6 octobre 2021

Jean Zay et Pierre Mendès France condamnés à Clermont : « Chaînons manquants » entre De Gaulle et Blum

Joan Mendès France (au centre) et Hélène Zay, à droite
Pour le meilleur…et pour le pire. Dans la salle des mariages de Clermont-Ferrand, cette formule rituelle est écrite sur les murs. Ces murs devant lesquels Jean Zay et Pierre Mendès France furent condamnés par le tribunal militaire du régime de Vichy après deux procès intentés contre de soi-disant déserteurs, juifs qui plus est. Sans revenir en détail sur l’affaire dite du Massilia, qu’on sache simplement que plusieurs députés français (dont Jean Zay, Pierre Mendès France, Pierre Viénot et Alex Wiltzer) prirent la mer en juin 1940 pour gagner le Maroc afin d’y poursuivre le combat contre les nazis au moment même où Pétain demandait l’armistice. Le maréchal saisit là l’occasion d’instrumentaliser le départ de ces élus de la nation pour les salir et par là même blâmer le gouvernement du Front populaire auquel les deux « amis-frères » avaient appartenu et devenu « le responsable de la débâcle ». Pierre Viénot fut condamné à une peine de prison avec sursis. Alex Wiltzer bénéficia d'un non lieu. Il faut dire que ni Viénot, ni Wiltzer n'étaient juifs !

Jean Zay, d'abord, connut le pire des sanctions : la déportation (1) le 4 octobre 1940 et Pierre Mendès France, ensuite, le 9 mai 1941, se vit infliger une peine de six années de détention sans oublier la suppression de ses droits civils. Jean Zay fut assassiné par la milice de Darnand après le débarquement des alliés du 6 juin 1944. Pierre Mendès France, s’évada de la prison de Clermont pour rejoindre la France libre et le général de Gaulle à Londres où il fit preuve d’un grand courage.

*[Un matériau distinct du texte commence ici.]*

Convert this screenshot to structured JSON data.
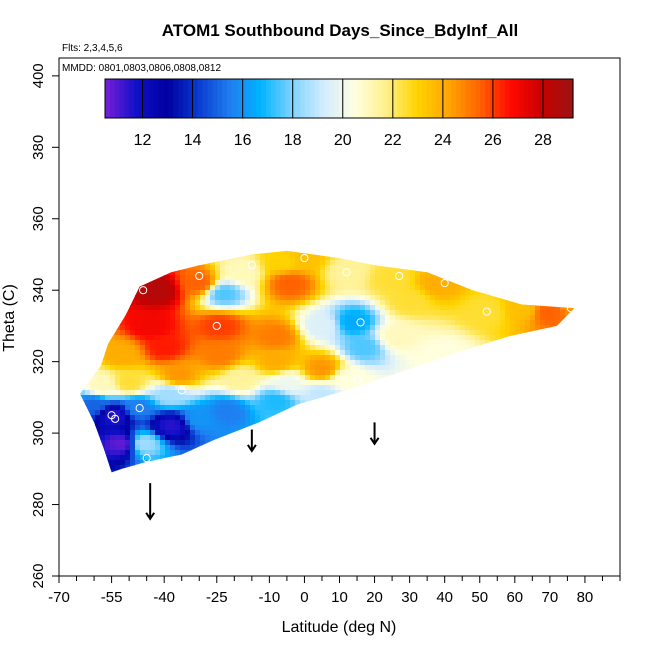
{
  "chart_data": {
    "type": "heatmap",
    "title": "ATOM1 Southbound Days_Since_BdyInf_All",
    "flights_note": "Flts: 2,3,4,5,6",
    "mmdd_note": "MMDD: 0801,0803,0806,0808,0812",
    "xlabel": "Latitude (deg N)",
    "ylabel": "Theta (C)",
    "xlim": [
      -70,
      90
    ],
    "ylim": [
      260,
      405
    ],
    "x_ticks": [
      -70,
      -55,
      -40,
      -25,
      -10,
      0,
      10,
      20,
      30,
      40,
      50,
      60,
      70,
      80
    ],
    "x_tick_labels": [
      "-70",
      "-55",
      "-40",
      "-25",
      "-10",
      "0",
      "10",
      "20",
      "30",
      "40",
      "50",
      "60",
      "70",
      "80"
    ],
    "y_ticks": [
      260,
      280,
      300,
      320,
      340,
      360,
      380,
      400
    ],
    "y_tick_labels": [
      "260",
      "280",
      "300",
      "320",
      "340",
      "360",
      "380",
      "400"
    ],
    "colorbar": {
      "min": 10.5,
      "max": 29.2,
      "ticks": [
        12,
        14,
        16,
        18,
        20,
        22,
        24,
        26,
        28
      ],
      "tick_labels": [
        "12",
        "14",
        "16",
        "18",
        "20",
        "22",
        "24",
        "26",
        "28"
      ],
      "colors": [
        "#7a1fd8",
        "#1010c8",
        "#0000a0",
        "#0a3bd0",
        "#1f7ef0",
        "#00b4ff",
        "#7fd2ff",
        "#d2ecff",
        "#ffffe0",
        "#fff08c",
        "#ffd400",
        "#ffa500",
        "#ff6400",
        "#ff0a00",
        "#c80000",
        "#9c1414"
      ]
    },
    "field_outline": [
      [
        -55,
        289
      ],
      [
        -57,
        295
      ],
      [
        -60,
        303
      ],
      [
        -64,
        311
      ],
      [
        -58,
        319
      ],
      [
        -56,
        325
      ],
      [
        -51,
        333
      ],
      [
        -47,
        341
      ],
      [
        -38,
        345
      ],
      [
        -30,
        347
      ],
      [
        -15,
        350
      ],
      [
        -5,
        351
      ],
      [
        10,
        349
      ],
      [
        20,
        347
      ],
      [
        35,
        345
      ],
      [
        48,
        340
      ],
      [
        62,
        336
      ],
      [
        77,
        335
      ],
      [
        72,
        330
      ],
      [
        58,
        327
      ],
      [
        45,
        323
      ],
      [
        30,
        318
      ],
      [
        12,
        312
      ],
      [
        -2,
        308
      ],
      [
        -13,
        303
      ],
      [
        -26,
        298
      ],
      [
        -35,
        294
      ],
      [
        -45,
        292
      ],
      [
        -52,
        290
      ],
      [
        -55,
        289
      ]
    ],
    "control_points": [
      {
        "lat": -52,
        "theta": 297,
        "value": 10.8
      },
      {
        "lat": -54,
        "theta": 305,
        "value": 11.5
      },
      {
        "lat": -60,
        "theta": 308,
        "value": 15
      },
      {
        "lat": -46,
        "theta": 297,
        "value": 18.5
      },
      {
        "lat": -48,
        "theta": 307,
        "value": 15.5
      },
      {
        "lat": -38,
        "theta": 302,
        "value": 11.5
      },
      {
        "lat": -30,
        "theta": 304,
        "value": 16
      },
      {
        "lat": -38,
        "theta": 311,
        "value": 18.5
      },
      {
        "lat": -22,
        "theta": 306,
        "value": 15.5
      },
      {
        "lat": -8,
        "theta": 309,
        "value": 17
      },
      {
        "lat": 5,
        "theta": 311,
        "value": 19
      },
      {
        "lat": -58,
        "theta": 313,
        "value": 21
      },
      {
        "lat": -50,
        "theta": 314,
        "value": 22.5
      },
      {
        "lat": -36,
        "theta": 316,
        "value": 24.5
      },
      {
        "lat": -18,
        "theta": 315,
        "value": 21.5
      },
      {
        "lat": -5,
        "theta": 314,
        "value": 20
      },
      {
        "lat": 12,
        "theta": 315,
        "value": 20.5
      },
      {
        "lat": -52,
        "theta": 322,
        "value": 24
      },
      {
        "lat": -40,
        "theta": 324,
        "value": 26.5
      },
      {
        "lat": -24,
        "theta": 322,
        "value": 25
      },
      {
        "lat": -8,
        "theta": 320,
        "value": 24
      },
      {
        "lat": 5,
        "theta": 318,
        "value": 24.5
      },
      {
        "lat": -44,
        "theta": 330,
        "value": 27
      },
      {
        "lat": -24,
        "theta": 330,
        "value": 26
      },
      {
        "lat": -8,
        "theta": 327,
        "value": 25
      },
      {
        "lat": 5,
        "theta": 330,
        "value": 19.5
      },
      {
        "lat": 14,
        "theta": 331,
        "value": 16.5
      },
      {
        "lat": 17,
        "theta": 324,
        "value": 17.5
      },
      {
        "lat": -42,
        "theta": 340,
        "value": 28.5
      },
      {
        "lat": -30,
        "theta": 342,
        "value": 25.5
      },
      {
        "lat": -23,
        "theta": 339,
        "value": 17.5
      },
      {
        "lat": -18,
        "theta": 345,
        "value": 21
      },
      {
        "lat": -4,
        "theta": 342,
        "value": 25.5
      },
      {
        "lat": -6,
        "theta": 348,
        "value": 23
      },
      {
        "lat": 0,
        "theta": 349,
        "value": 23.5
      },
      {
        "lat": 12,
        "theta": 345,
        "value": 21.5
      },
      {
        "lat": 25,
        "theta": 343,
        "value": 22.5
      },
      {
        "lat": 38,
        "theta": 342,
        "value": 24
      },
      {
        "lat": 30,
        "theta": 337,
        "value": 22.5
      },
      {
        "lat": 26,
        "theta": 327,
        "value": 21
      },
      {
        "lat": 40,
        "theta": 322,
        "value": 20.5
      },
      {
        "lat": 52,
        "theta": 334,
        "value": 22.5
      },
      {
        "lat": 62,
        "theta": 335,
        "value": 23.5
      },
      {
        "lat": 70,
        "theta": 334,
        "value": 25.5
      },
      {
        "lat": 76,
        "theta": 336,
        "value": 24.5
      }
    ],
    "observation_circles": [
      {
        "lat": -55,
        "theta": 305
      },
      {
        "lat": -54,
        "theta": 304
      },
      {
        "lat": -47,
        "theta": 307
      },
      {
        "lat": -45,
        "theta": 293
      },
      {
        "lat": -35,
        "theta": 312
      },
      {
        "lat": -46,
        "theta": 340
      },
      {
        "lat": -30,
        "theta": 344
      },
      {
        "lat": -25,
        "theta": 330
      },
      {
        "lat": -15,
        "theta": 347
      },
      {
        "lat": 0,
        "theta": 349
      },
      {
        "lat": 12,
        "theta": 345
      },
      {
        "lat": 16,
        "theta": 331
      },
      {
        "lat": 15,
        "theta": 315
      },
      {
        "lat": 27,
        "theta": 344
      },
      {
        "lat": 40,
        "theta": 342
      },
      {
        "lat": 52,
        "theta": 334
      },
      {
        "lat": 76,
        "theta": 335
      }
    ],
    "arrows": [
      {
        "lat": -44,
        "theta_top": 286,
        "theta_tip": 276
      },
      {
        "lat": -15,
        "theta_top": 301,
        "theta_tip": 295
      },
      {
        "lat": 20,
        "theta_top": 303,
        "theta_tip": 297
      }
    ]
  }
}
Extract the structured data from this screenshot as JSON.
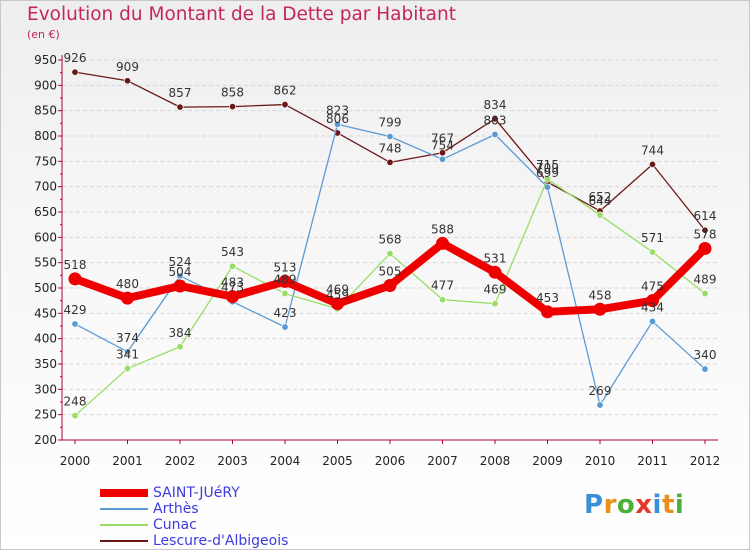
{
  "header": {
    "title": "Evolution du Montant de la Dette par Habitant",
    "unit": "(en €)"
  },
  "chart_data": {
    "type": "line",
    "x": [
      "2000",
      "2001",
      "2002",
      "2003",
      "2004",
      "2005",
      "2006",
      "2007",
      "2008",
      "2009",
      "2010",
      "2011",
      "2012"
    ],
    "ylim": [
      200,
      950
    ],
    "yticks": [
      200,
      250,
      300,
      350,
      400,
      450,
      500,
      550,
      600,
      650,
      700,
      750,
      800,
      850,
      900,
      950
    ],
    "grid": "horizontal",
    "legend_position": "bottom-left",
    "series": [
      {
        "name": "SAINT-JUéRY",
        "color": "#ee0000",
        "values": [
          518,
          480,
          504,
          483,
          513,
          469,
          505,
          588,
          531,
          453,
          458,
          475,
          578
        ]
      },
      {
        "name": "Arthès",
        "color": "#5b9bd5",
        "values": [
          429,
          374,
          524,
          473,
          423,
          823,
          799,
          754,
          803,
          699,
          269,
          434,
          340
        ]
      },
      {
        "name": "Cunac",
        "color": "#99dd66",
        "values": [
          248,
          341,
          384,
          543,
          489,
          459,
          568,
          477,
          469,
          715,
          644,
          571,
          489
        ]
      },
      {
        "name": "Lescure-d'Albigeois",
        "color": "#6b1818",
        "values": [
          926,
          909,
          857,
          858,
          862,
          806,
          748,
          767,
          834,
          709,
          652,
          744,
          614
        ]
      }
    ]
  },
  "logo": {
    "letters": [
      "P",
      "r",
      "o",
      "x",
      "i",
      "t",
      "i"
    ]
  }
}
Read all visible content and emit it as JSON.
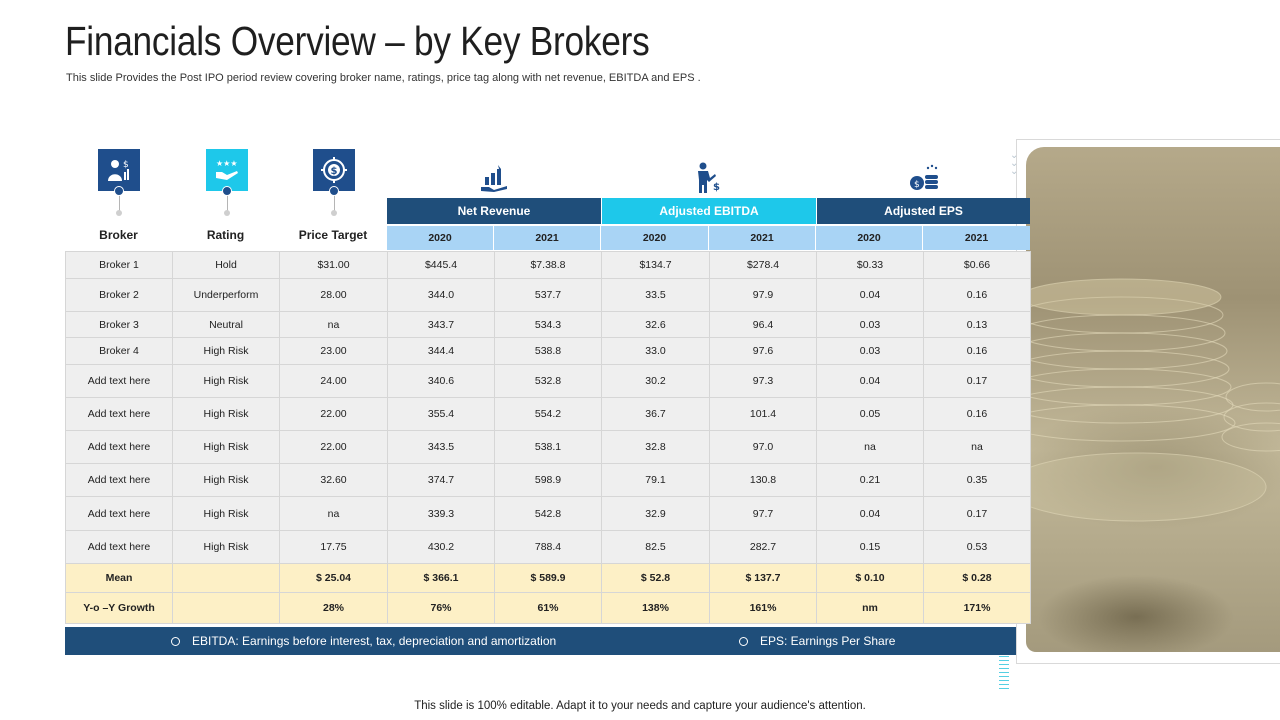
{
  "header": {
    "title": "Financials Overview – by Key Brokers",
    "subtitle": "This slide Provides the Post IPO period review covering broker name, ratings, price tag along with net revenue, EBITDA and EPS ."
  },
  "columns": {
    "broker": "Broker",
    "rating": "Rating",
    "price_target": "Price Target",
    "groups": [
      "Net Revenue",
      "Adjusted EBITDA",
      "Adjusted EPS"
    ],
    "years": [
      "2020",
      "2021",
      "2020",
      "2021",
      "2020",
      "2021"
    ]
  },
  "icons": {
    "broker": "investor-icon",
    "rating": "rating-stars-hand-icon",
    "price_target": "dollar-target-icon",
    "net_revenue": "revenue-growth-icon",
    "ebitda": "presenter-dollar-icon",
    "eps": "coin-stack-icon"
  },
  "rows": [
    [
      "Broker 1",
      "Hold",
      "$31.00",
      "$445.4",
      "$7.38.8",
      "$134.7",
      "$278.4",
      "$0.33",
      "$0.66"
    ],
    [
      "Broker 2",
      "Underperform",
      "28.00",
      "344.0",
      "537.7",
      "33.5",
      "97.9",
      "0.04",
      "0.16"
    ],
    [
      "Broker 3",
      "Neutral",
      "na",
      "343.7",
      "534.3",
      "32.6",
      "96.4",
      "0.03",
      "0.13"
    ],
    [
      "Broker 4",
      "High Risk",
      "23.00",
      "344.4",
      "538.8",
      "33.0",
      "97.6",
      "0.03",
      "0.16"
    ],
    [
      "Add text here",
      "High Risk",
      "24.00",
      "340.6",
      "532.8",
      "30.2",
      "97.3",
      "0.04",
      "0.17"
    ],
    [
      "Add text here",
      "High Risk",
      "22.00",
      "355.4",
      "554.2",
      "36.7",
      "101.4",
      "0.05",
      "0.16"
    ],
    [
      "Add text here",
      "High Risk",
      "22.00",
      "343.5",
      "538.1",
      "32.8",
      "97.0",
      "na",
      "na"
    ],
    [
      "Add text here",
      "High Risk",
      "32.60",
      "374.7",
      "598.9",
      "79.1",
      "130.8",
      "0.21",
      "0.35"
    ],
    [
      "Add text here",
      "High Risk",
      "na",
      "339.3",
      "542.8",
      "32.9",
      "97.7",
      "0.04",
      "0.17"
    ],
    [
      "Add text here",
      "High Risk",
      "17.75",
      "430.2",
      "788.4",
      "82.5",
      "282.7",
      "0.15",
      "0.53"
    ]
  ],
  "summary": [
    [
      "Mean",
      "",
      "$ 25.04",
      "$ 366.1",
      "$ 589.9",
      "$ 52.8",
      "$ 137.7",
      "$ 0.10",
      "$ 0.28"
    ],
    [
      "Y-o –Y Growth",
      "",
      "28%",
      "76%",
      "61%",
      "138%",
      "161%",
      "nm",
      "171%"
    ]
  ],
  "legend": {
    "ebitda": "EBITDA: Earnings before interest, tax, depreciation and amortization",
    "eps": "EPS: Earnings Per Share"
  },
  "footer": "This slide is 100% editable. Adapt it to your needs and capture your audience's attention.",
  "colors": {
    "navy": "#1f4e7a",
    "cyan": "#1ec8ea",
    "year_row": "#a9d4f5",
    "summary_row": "#fdf0c6"
  }
}
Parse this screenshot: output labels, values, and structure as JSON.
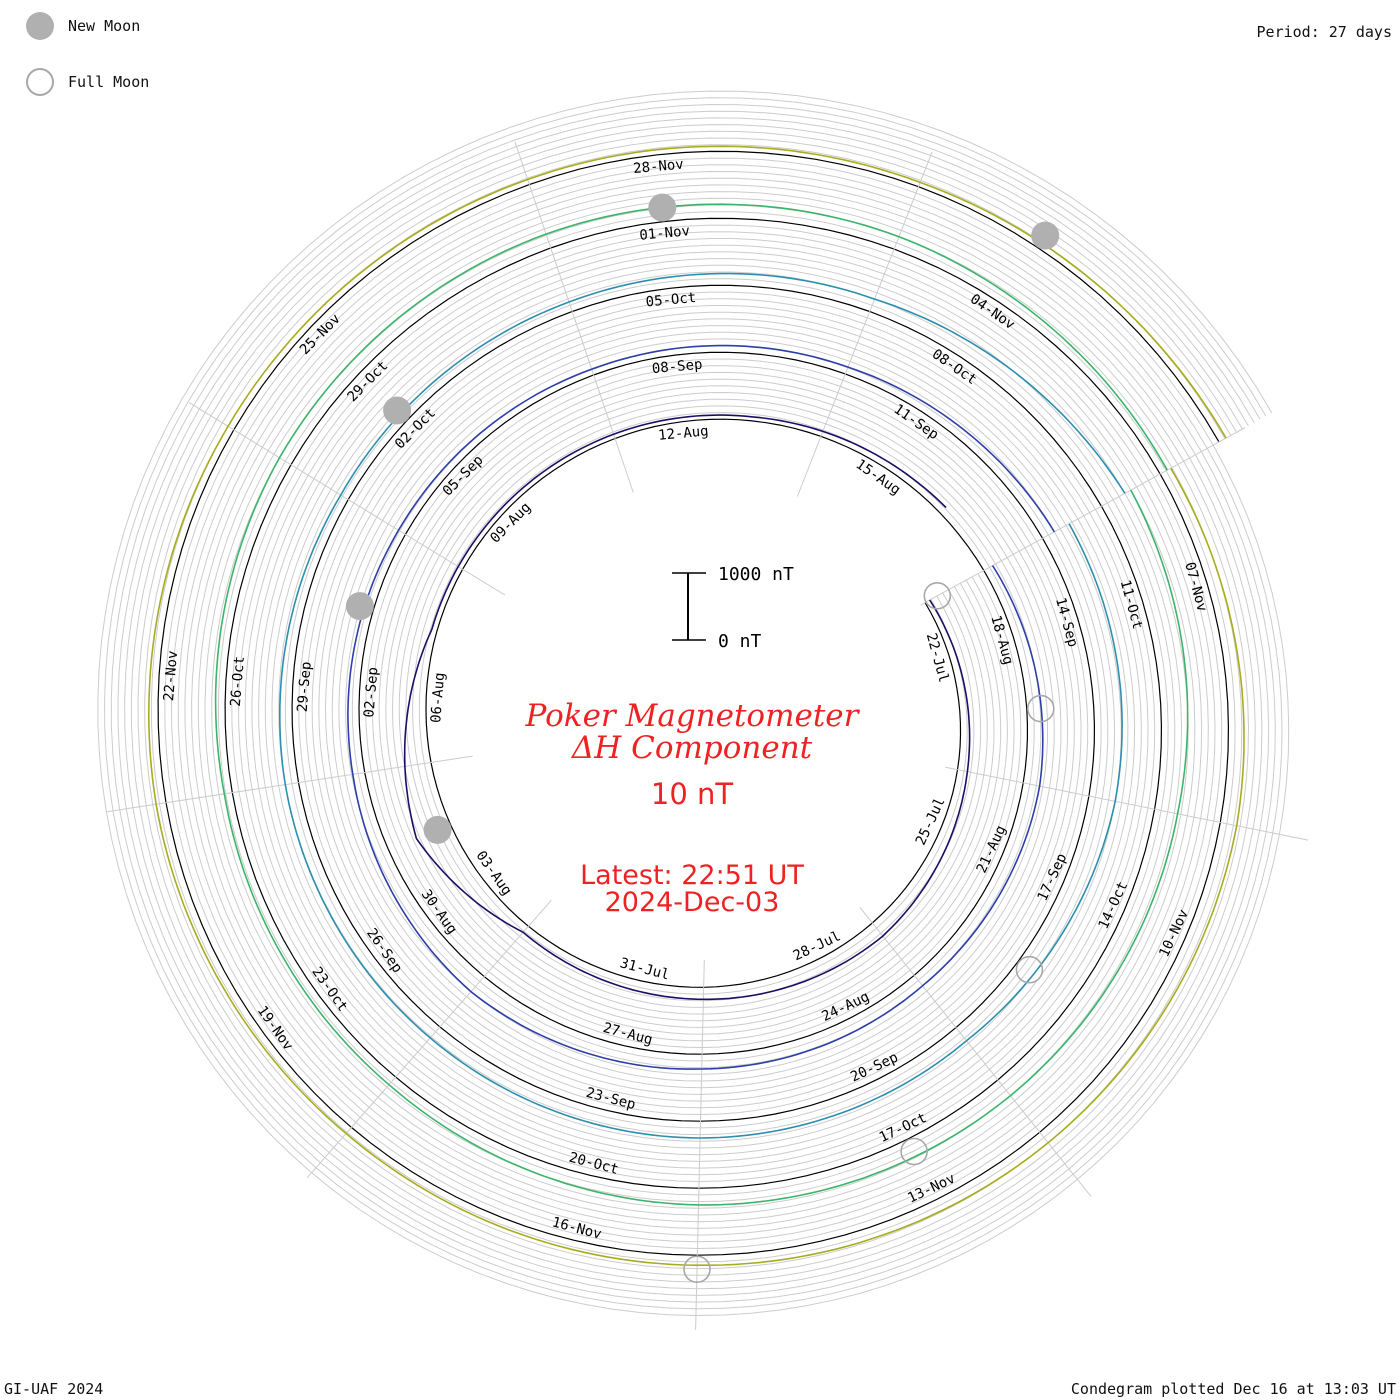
{
  "legend": {
    "new_moon_label": "New Moon",
    "full_moon_label": "Full Moon",
    "new_moon_color": "#b0b0b0",
    "full_moon_color": "#a8a8a8"
  },
  "period_label": "Period: 27 days",
  "footer": {
    "left": "GI-UAF 2024",
    "right": "Condegram plotted Dec 16 at 13:03 UT"
  },
  "scale_bar": {
    "top_label": "1000 nT",
    "bottom_label": "0 nT"
  },
  "center_text": {
    "title_line1": "Poker Magnetometer",
    "title_line2": "ΔH Component",
    "title_line3": "10 nT",
    "latest_line1": "Latest: 22:51 UT",
    "latest_line2": "2024-Dec-03",
    "color": "#ee2222"
  },
  "chart_data": {
    "type": "line",
    "subtype": "spiral condegram",
    "period_days": 27,
    "start_date": "2024-07-21",
    "end_date": "2024-12-03",
    "scale_nT": 1000,
    "grid": true,
    "date_labels": [
      "22-Jul",
      "25-Jul",
      "28-Jul",
      "31-Jul",
      "03-Aug",
      "06-Aug",
      "09-Aug",
      "12-Aug",
      "15-Aug",
      "18-Aug",
      "21-Aug",
      "24-Aug",
      "27-Aug",
      "30-Aug",
      "02-Sep",
      "05-Sep",
      "08-Sep",
      "11-Sep",
      "14-Sep",
      "17-Sep",
      "20-Sep",
      "23-Sep",
      "26-Sep",
      "29-Sep",
      "02-Oct",
      "05-Oct",
      "08-Oct",
      "11-Oct",
      "14-Oct",
      "17-Oct",
      "20-Oct",
      "23-Oct",
      "26-Oct",
      "29-Oct",
      "01-Nov",
      "04-Nov",
      "07-Nov",
      "10-Nov",
      "13-Nov",
      "16-Nov",
      "19-Nov",
      "22-Nov",
      "25-Nov",
      "28-Nov"
    ],
    "new_moons": [
      "2024-08-04",
      "2024-09-03",
      "2024-10-02",
      "2024-11-01",
      "2024-12-01"
    ],
    "full_moons": [
      "2024-07-21",
      "2024-08-19",
      "2024-09-18",
      "2024-10-17",
      "2024-11-15"
    ],
    "series": [
      {
        "color": "#1a0f66",
        "x": [
          "2024-07-21",
          "2024-07-24",
          "2024-07-27",
          "2024-07-30",
          "2024-08-02",
          "2024-08-04",
          "2024-08-07",
          "2024-08-10",
          "2024-08-13",
          "2024-08-16"
        ],
        "y": [
          80,
          150,
          250,
          180,
          120,
          550,
          80,
          70,
          60,
          120
        ]
      },
      {
        "color": "#2d3fa8",
        "x": [
          "2024-08-17",
          "2024-08-20",
          "2024-08-23",
          "2024-08-26",
          "2024-08-29",
          "2024-09-01",
          "2024-09-04",
          "2024-09-07",
          "2024-09-10",
          "2024-09-13"
        ],
        "y": [
          150,
          250,
          200,
          220,
          300,
          180,
          120,
          90,
          110,
          200
        ]
      },
      {
        "color": "#2c8fb0",
        "x": [
          "2024-09-13",
          "2024-09-16",
          "2024-09-19",
          "2024-09-22",
          "2024-09-25",
          "2024-09-28",
          "2024-10-01",
          "2024-10-04",
          "2024-10-07",
          "2024-10-10"
        ],
        "y": [
          450,
          400,
          250,
          250,
          220,
          200,
          130,
          150,
          200,
          400
        ]
      },
      {
        "color": "#3cb46a",
        "x": [
          "2024-10-10",
          "2024-10-13",
          "2024-10-16",
          "2024-10-19",
          "2024-10-22",
          "2024-10-25",
          "2024-10-28",
          "2024-10-31",
          "2024-11-03",
          "2024-11-06"
        ],
        "y": [
          500,
          350,
          300,
          250,
          150,
          120,
          200,
          220,
          200,
          120
        ]
      },
      {
        "color": "#a8ac1e",
        "x": [
          "2024-11-06",
          "2024-11-09",
          "2024-11-12",
          "2024-11-15",
          "2024-11-18",
          "2024-11-21",
          "2024-11-24",
          "2024-11-27",
          "2024-11-30",
          "2024-12-03"
        ],
        "y": [
          180,
          250,
          200,
          150,
          120,
          150,
          100,
          80,
          70,
          120
        ]
      }
    ]
  }
}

« Un peuple sans mémoire est condamné à revivre son histoire » (Mouloud Mameri). Cette formule illustre la nécessité que l’Institut Pierre Mendès France et l’Association des amis de Jean Zay (avec le cercle Pierre Mendès France clermontois) ont faite leur, d’où la journée de commémoration organisée à Clermont-Ferrand, lundi dernier, ouverte par Olivier Bianchi, maire (PS) de la ville, sur les lieux mêmes de l’infamie perpétrée par les théoriciens de la Révolution nationale. Cette terrible Révolution nationale symbolisée, notamment, par une justice militaire partiale (et plus tard avec les sections spéciales) dont on sait qu’elle est à la justice ce que la musique militaire est à la musique. Le pire parfois.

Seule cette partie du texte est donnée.